A síntese cronológica que apresentamos de seguida pretende recordar as principais datas que
marcaram o percurso do poeta e que, de forma decisiva, contribuíram para muitas das suas
opções temáticas e até estilísticas.
Síntese Cronológica de Luís de Camões
1524 ou 1525 Nascimento.
1540 Desterro para Constância (provavelmente por motivos amorosos).
1548 Partida para Ceuta.
1549-1551 Participação numa expedição ao Norte de África, onde, por envolvimento
numa batalha, perdeu o olho direito.
1552 De regresso a Lisboa, envolve-se numa luta e acaba por ser preso.
1553 Já em liberdade, parte para a Índia por mandado do rei D. João III.
1558 Ano provável do célebre naufrágio em que salva Os Lusíadas a nado.
1567 Estadia em Moçambique.
1569 Regressa a Portugal (a viagem é custeada por amigos vários).
1572 Publicação de Os Lusíadas.
1575 O rei D. Sebastião atribui-lhe uma tença anual de quinze mil reis.
1580 Morre, no dia 10 de junho, sendo sepultado em campa rasa no exterior do
Mosteiro de Santa Ana.
47
2. Síntese de Os Lusíadas
“Estamos desde sempre convictos de que a obra de Camões é lição eterna de Portugueses, e
que nela se contêm exemplos, conceitos e incentivos indispensáveis à formação do carácter e
da consciência da grei.” “É costume dizer-se que Os Lusíadas são a Bíblia da Pátria, ou,
menos retoricamente, o livro nacional por excelência.” 29
Os Lusíadas constituem um texto épico.
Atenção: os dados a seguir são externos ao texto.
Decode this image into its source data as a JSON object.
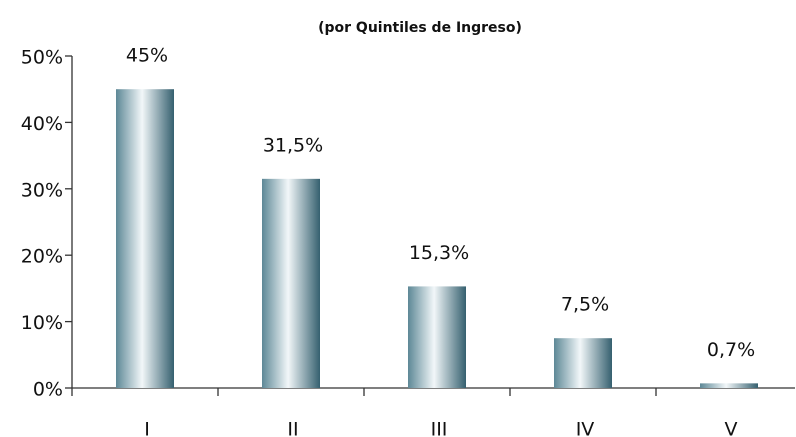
{
  "chart_data": {
    "type": "bar",
    "title": "(por Quintiles de Ingreso)",
    "categories": [
      "I",
      "II",
      "III",
      "IV",
      "V"
    ],
    "values": [
      45,
      31.5,
      15.3,
      7.5,
      0.7
    ],
    "value_labels": [
      "45%",
      "31,5%",
      "15,3%",
      "7,5%",
      "0,7%"
    ],
    "color": "#4e7886",
    "ylim": [
      0,
      50
    ],
    "yticks": [
      {
        "value": 0,
        "label": "0%"
      },
      {
        "value": 10,
        "label": "10%"
      },
      {
        "value": 20,
        "label": "20%"
      },
      {
        "value": 30,
        "label": "30%"
      },
      {
        "value": 40,
        "label": "40%"
      },
      {
        "value": 50,
        "label": "50%"
      }
    ]
  }
}
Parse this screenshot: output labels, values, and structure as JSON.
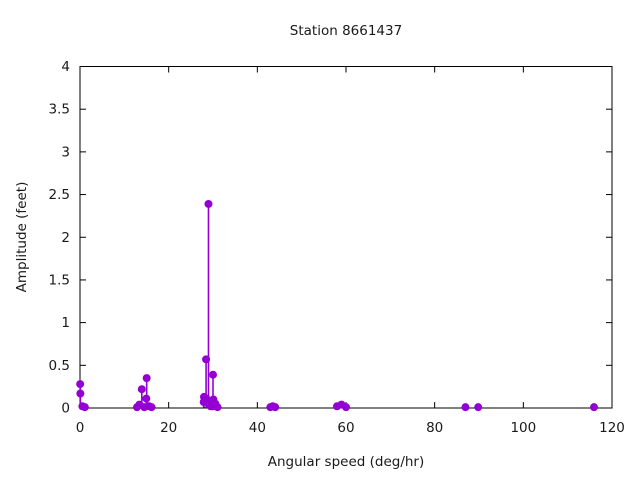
{
  "chart_data": {
    "type": "stem",
    "title": "Station 8661437",
    "xlabel": "Angular speed (deg/hr)",
    "ylabel": "Amplitude (feet)",
    "xlim": [
      0,
      120
    ],
    "ylim": [
      0,
      4
    ],
    "xticks": {
      "values": [
        0,
        20,
        40,
        60,
        80,
        100,
        120
      ],
      "labels": [
        "0",
        "20",
        "40",
        "60",
        "80",
        "100",
        "120"
      ]
    },
    "yticks": {
      "values": [
        0,
        0.5,
        1,
        1.5,
        2,
        2.5,
        3,
        3.5,
        4
      ],
      "labels": [
        "0",
        "0.5",
        "1",
        "1.5",
        "2",
        "2.5",
        "3",
        "3.5",
        "4"
      ]
    },
    "grid": false,
    "legend": false,
    "colors": {
      "marker": "#9400d3",
      "axis": "#000000",
      "background": "#ffffff"
    },
    "points": [
      [
        0.04,
        0.28
      ],
      [
        0.08,
        0.17
      ],
      [
        0.54,
        0.02
      ],
      [
        1.1,
        0.01
      ],
      [
        12.85,
        0.01
      ],
      [
        13.4,
        0.04
      ],
      [
        13.94,
        0.22
      ],
      [
        14.5,
        0.01
      ],
      [
        14.96,
        0.11
      ],
      [
        15.04,
        0.35
      ],
      [
        15.59,
        0.02
      ],
      [
        16.14,
        0.01
      ],
      [
        27.9,
        0.07
      ],
      [
        27.97,
        0.13
      ],
      [
        28.44,
        0.57
      ],
      [
        28.51,
        0.11
      ],
      [
        28.98,
        2.39
      ],
      [
        29.46,
        0.02
      ],
      [
        29.53,
        0.07
      ],
      [
        29.96,
        0.02
      ],
      [
        30.0,
        0.39
      ],
      [
        30.08,
        0.1
      ],
      [
        30.54,
        0.05
      ],
      [
        31.02,
        0.01
      ],
      [
        42.93,
        0.01
      ],
      [
        43.48,
        0.02
      ],
      [
        44.03,
        0.01
      ],
      [
        57.97,
        0.02
      ],
      [
        58.98,
        0.04
      ],
      [
        60.0,
        0.01
      ],
      [
        86.95,
        0.01
      ],
      [
        89.82,
        0.01
      ],
      [
        115.94,
        0.01
      ]
    ]
  }
}
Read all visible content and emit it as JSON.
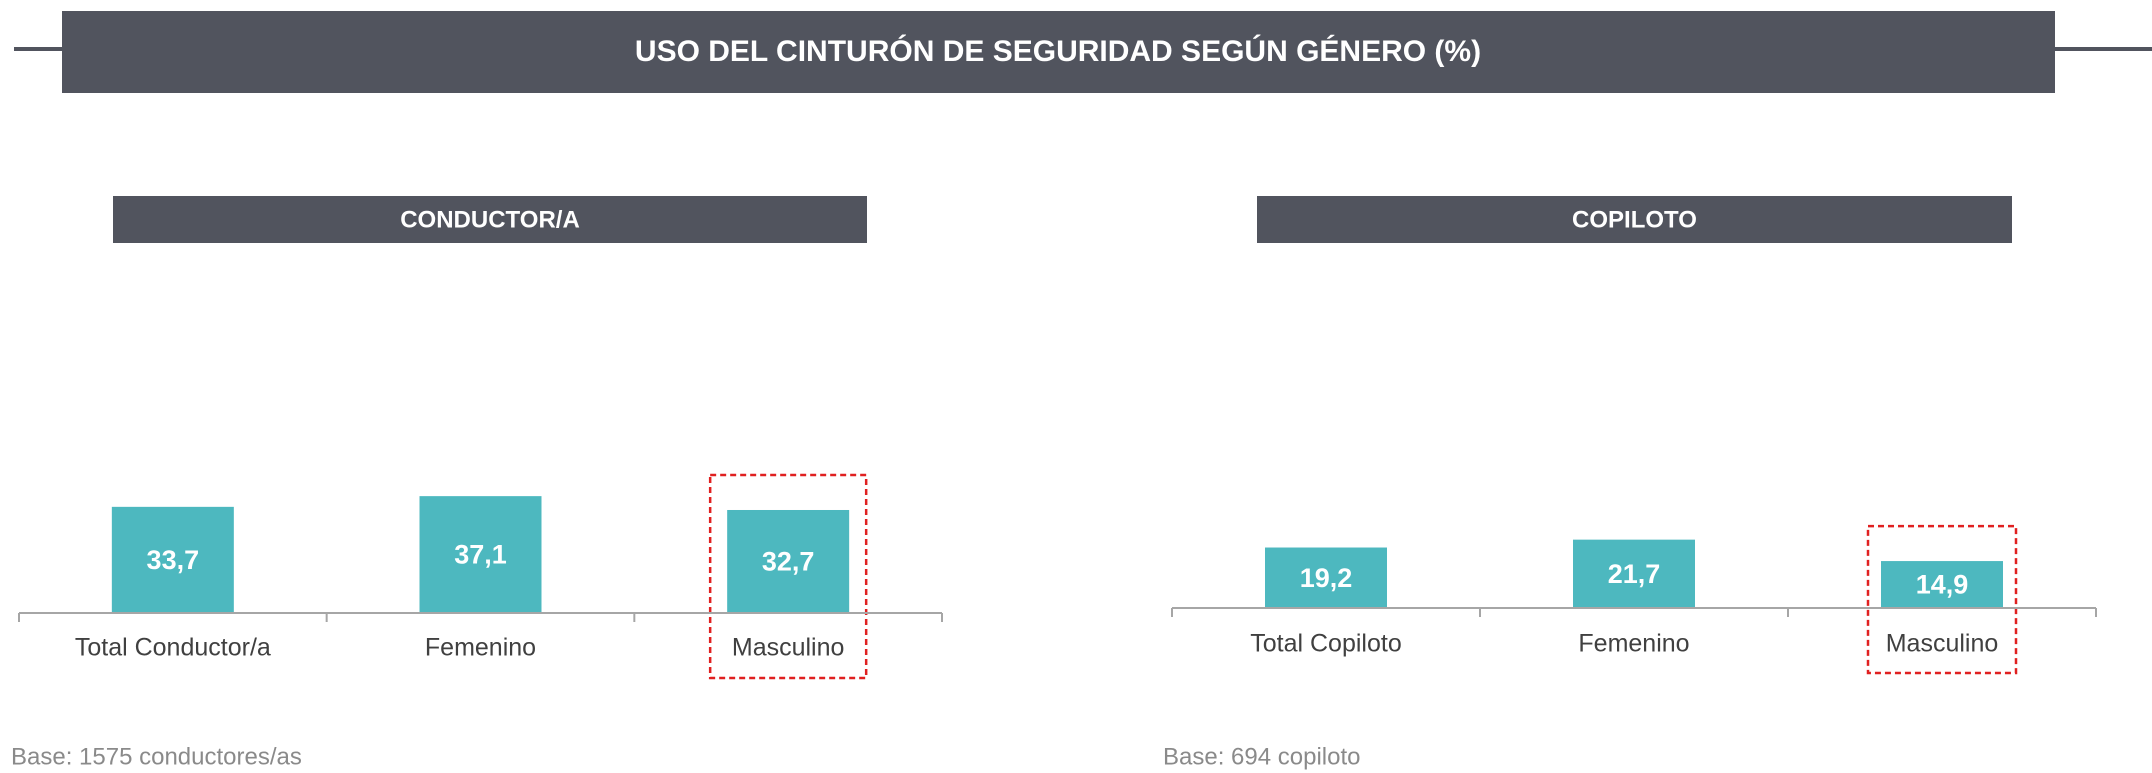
{
  "title": "USO DEL CINTURÓN DE SEGURIDAD SEGÚN GÉNERO (%)",
  "chart_data": [
    {
      "type": "bar",
      "title": "CONDUCTOR/A",
      "categories": [
        "Total Conductor/a",
        "Femenino",
        "Masculino"
      ],
      "values": [
        33.7,
        37.1,
        32.7
      ],
      "value_labels": [
        "33,7",
        "37,1",
        "32,7"
      ],
      "color": "#4db8bf",
      "note": "Base: 1575 conductores/as"
    },
    {
      "type": "bar",
      "title": "COPILOTO",
      "categories": [
        "Total Copiloto",
        "Femenino",
        "Masculino"
      ],
      "values": [
        19.2,
        21.7,
        14.9
      ],
      "value_labels": [
        "19,2",
        "21,7",
        "14,9"
      ],
      "color": "#4db8bf",
      "note": "Base: 694 copiloto"
    }
  ]
}
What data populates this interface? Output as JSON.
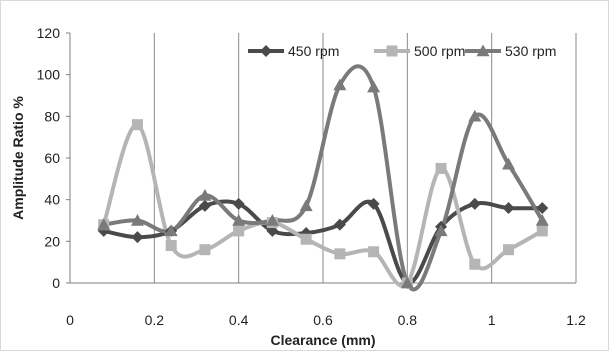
{
  "chart_data": {
    "type": "line",
    "title": "",
    "xlabel": "Clearance (mm)",
    "ylabel": "Amplitude Ratio %",
    "xlim": [
      0,
      1.2
    ],
    "ylim": [
      0,
      120
    ],
    "xticks": [
      0,
      0.2,
      0.4,
      0.6,
      0.8,
      1,
      1.2
    ],
    "xtick_labels": [
      "0",
      "0.2",
      "0.4",
      "0.6",
      "0.8",
      "1",
      "1.2"
    ],
    "yticks": [
      0,
      20,
      40,
      60,
      80,
      100,
      120
    ],
    "ytick_labels": [
      "0",
      "20",
      "40",
      "60",
      "80",
      "100",
      "120"
    ],
    "grid": "vertical gridlines",
    "legend_position": "top-right",
    "smooth": true,
    "series": [
      {
        "name": "450 rpm",
        "color": "#4a4a4a",
        "marker": "diamond",
        "x": [
          0.08,
          0.16,
          0.24,
          0.32,
          0.4,
          0.48,
          0.56,
          0.64,
          0.72,
          0.8,
          0.88,
          0.96,
          1.04,
          1.12
        ],
        "y": [
          25,
          22,
          25,
          37,
          38,
          25,
          24,
          28,
          38,
          0,
          27,
          38,
          36,
          36
        ]
      },
      {
        "name": "500 rpm",
        "color": "#b5b5b5",
        "marker": "square",
        "x": [
          0.08,
          0.16,
          0.24,
          0.32,
          0.4,
          0.48,
          0.56,
          0.64,
          0.72,
          0.8,
          0.88,
          0.96,
          1.04,
          1.12
        ],
        "y": [
          28,
          76,
          18,
          16,
          25,
          29,
          21,
          14,
          15,
          0,
          55,
          9,
          16,
          25
        ]
      },
      {
        "name": "530 rpm",
        "color": "#7a7a7a",
        "marker": "triangle",
        "x": [
          0.08,
          0.16,
          0.24,
          0.32,
          0.4,
          0.48,
          0.56,
          0.64,
          0.72,
          0.8,
          0.88,
          0.96,
          1.04,
          1.12
        ],
        "y": [
          28,
          30,
          25,
          42,
          30,
          30,
          37,
          95,
          94,
          0,
          25,
          80,
          57,
          30
        ]
      }
    ]
  }
}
Este género narrativo, em verso, tem por principal
objetivo a exaltação dos feitos grandiosos de heróis, reais ou lendários, que sejam parte
integrante de um povo, exemplo máximo das suas tradições e da sua história.
Estudar esta obra é, entre outros aspetos, e recorremos aqui a uma publicação do antigo
Ministério da Educação Nacional, “interessar os alunos na mensagem humana, universal e
permanente do Poeta, levando-os a descobrir, na epopeia, o que os possa auxiliar na
compreensão do mundo e dos homens” (1973: 3).
Para os autores do Renascimento, época em que se insere Luís de Camões, os modelos
clássicos, nomeadamente a Ilíada, a Odisseia e a Eneida, eram fontes importantes ao nível
não só da estrutura, mas também das próprias temáticas e características específicas, como é o
caso da inclusão da mitologia.
Neste ponto, há que recorrer às palavras de António José Saraiva e Óscar Lopes, quando de
forma bastante assertiva reconhecem que “as viagens dos Portugueses prestavam-se a uma
comparação vantajosa com as de Ulisses, dos Argonautas e de Eneias, assim como os seus
feitos guerreiros com os dos Gregos e Troianos, o que ia ao encontro do ideal humanista de
emulação com os autores antigos, e satisfazia a ideologia oficial da expansão” (1978: 355).
O Renascimento europeu, e neste caso concreto o português, ficou notabilizado por uma série
de aspetos marcantes, entre os quais destacamos o facto de a arte assumir um caráter
universal, em constante imitação da natureza (de acordo os modelos literários e artísticos da
época clássica) e o equilíbrio (conteúdo rico, em forma perfeita), refletindo um ideal de herói
capaz de autodomínio.
29
in Os Lusíadas de Luís de Camões contado às crianças e lembrados ao povo, adaptação de João de Barros, Sá
de Costa Editores, 2009.
48
Toda esta riqueza se encontra de forma evidente na épica camoniana, como é assertivamente
afirmado na publicação do Ministério da Educação Nacional - “Camões foi, antes de tudo,
artista e, para um artista do Renascimento, a arte identifica-se com perfeição formal, beleza
plástica, equilíbrio estrutural, harmonia rítmica. Daí que muitas estâncias do Poema lembrem
quadros de Miguel Ângelo, de Veroneso e de outros” (1973: 8).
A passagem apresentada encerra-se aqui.